# Panama City piers



## Fool4fishin (Nov 1, 2016)

A large family outting of about 20 people heading to Panama city for 3days around the last wk of June. We want to go fishing on one of the piers. Which one is the best as far as kid friendly and productivity? Also is there a specific species to target this time of year?


----------



## Walton County (Aug 23, 2016)

The county pier has more locals on it. The City Pier(Pier Park) has more tourists on it. That said, they are one in the same with regards to fishing quality. If i were taking kids, I would fish the city pier. 
This time of the year its basically, kings early in the morning and late in the evening. Spanish, bluefish, and lady fish scattered through the day.

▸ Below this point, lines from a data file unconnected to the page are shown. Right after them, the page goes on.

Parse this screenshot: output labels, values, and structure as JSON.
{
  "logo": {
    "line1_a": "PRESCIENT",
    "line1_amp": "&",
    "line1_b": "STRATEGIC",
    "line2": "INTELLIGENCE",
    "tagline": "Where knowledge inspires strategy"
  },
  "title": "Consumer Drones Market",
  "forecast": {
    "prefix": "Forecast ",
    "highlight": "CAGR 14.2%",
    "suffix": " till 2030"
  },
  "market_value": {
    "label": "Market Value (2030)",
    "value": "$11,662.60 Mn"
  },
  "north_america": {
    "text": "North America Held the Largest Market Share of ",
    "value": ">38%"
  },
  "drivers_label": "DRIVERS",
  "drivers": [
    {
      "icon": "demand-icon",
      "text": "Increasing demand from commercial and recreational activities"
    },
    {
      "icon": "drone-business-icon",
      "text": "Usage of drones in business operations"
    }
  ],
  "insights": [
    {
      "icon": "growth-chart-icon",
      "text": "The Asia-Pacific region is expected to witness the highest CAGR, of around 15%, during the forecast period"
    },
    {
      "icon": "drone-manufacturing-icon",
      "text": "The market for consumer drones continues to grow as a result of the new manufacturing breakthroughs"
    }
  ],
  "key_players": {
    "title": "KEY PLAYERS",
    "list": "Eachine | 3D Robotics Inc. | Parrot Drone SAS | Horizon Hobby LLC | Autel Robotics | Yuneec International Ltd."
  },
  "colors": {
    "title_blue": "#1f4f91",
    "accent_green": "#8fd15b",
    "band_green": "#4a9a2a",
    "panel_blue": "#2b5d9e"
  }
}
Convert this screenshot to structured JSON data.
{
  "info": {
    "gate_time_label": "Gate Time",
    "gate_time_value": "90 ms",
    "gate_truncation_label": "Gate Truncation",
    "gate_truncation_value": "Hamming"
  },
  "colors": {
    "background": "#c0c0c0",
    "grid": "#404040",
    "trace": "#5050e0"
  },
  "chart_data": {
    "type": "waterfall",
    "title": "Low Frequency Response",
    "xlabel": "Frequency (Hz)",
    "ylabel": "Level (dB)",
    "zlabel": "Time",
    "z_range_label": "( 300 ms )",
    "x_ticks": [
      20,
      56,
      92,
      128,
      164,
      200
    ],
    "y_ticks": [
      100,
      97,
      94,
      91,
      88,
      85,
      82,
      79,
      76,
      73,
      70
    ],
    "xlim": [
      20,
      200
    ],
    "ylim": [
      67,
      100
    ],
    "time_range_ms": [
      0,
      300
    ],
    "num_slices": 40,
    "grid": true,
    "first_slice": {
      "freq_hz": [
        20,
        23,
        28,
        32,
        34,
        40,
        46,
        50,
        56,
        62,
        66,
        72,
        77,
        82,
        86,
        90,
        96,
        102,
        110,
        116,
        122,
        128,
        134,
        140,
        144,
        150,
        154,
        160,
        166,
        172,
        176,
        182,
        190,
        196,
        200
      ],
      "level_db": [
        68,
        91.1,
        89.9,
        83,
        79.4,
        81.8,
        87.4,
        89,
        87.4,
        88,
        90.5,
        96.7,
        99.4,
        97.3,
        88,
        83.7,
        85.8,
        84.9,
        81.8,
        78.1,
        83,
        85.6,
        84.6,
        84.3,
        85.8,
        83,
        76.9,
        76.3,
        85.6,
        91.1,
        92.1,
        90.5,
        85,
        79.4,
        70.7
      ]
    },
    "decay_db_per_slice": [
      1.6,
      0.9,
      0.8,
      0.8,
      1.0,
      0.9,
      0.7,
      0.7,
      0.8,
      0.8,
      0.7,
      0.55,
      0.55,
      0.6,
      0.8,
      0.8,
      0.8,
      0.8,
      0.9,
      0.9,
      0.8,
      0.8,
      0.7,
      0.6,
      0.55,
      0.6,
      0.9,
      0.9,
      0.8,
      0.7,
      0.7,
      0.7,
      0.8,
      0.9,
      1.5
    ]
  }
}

Redfish and a pompano or two on the inside.


----------



## MrFish49 (Jun 30, 2012)

City might be better for a large family outing due to the fact you have pier park if you get people who get bored. Also it will be very hot so make sure to take plenty of water and sunscreen. If it's windy the fishing will be better as well.


----------



## reelthrill (Oct 3, 2007)

Ditto what these guys said. Tarpon should be in full swing then as well.


----------



## T-Boy (Jun 15, 2009)

Get you some small spoons and let the kids catch Hardtails. They will have a ball. Try Bubble Rigs and Gotcha's as well. Go early in am in June. I would fish the City and see what is biting.


----------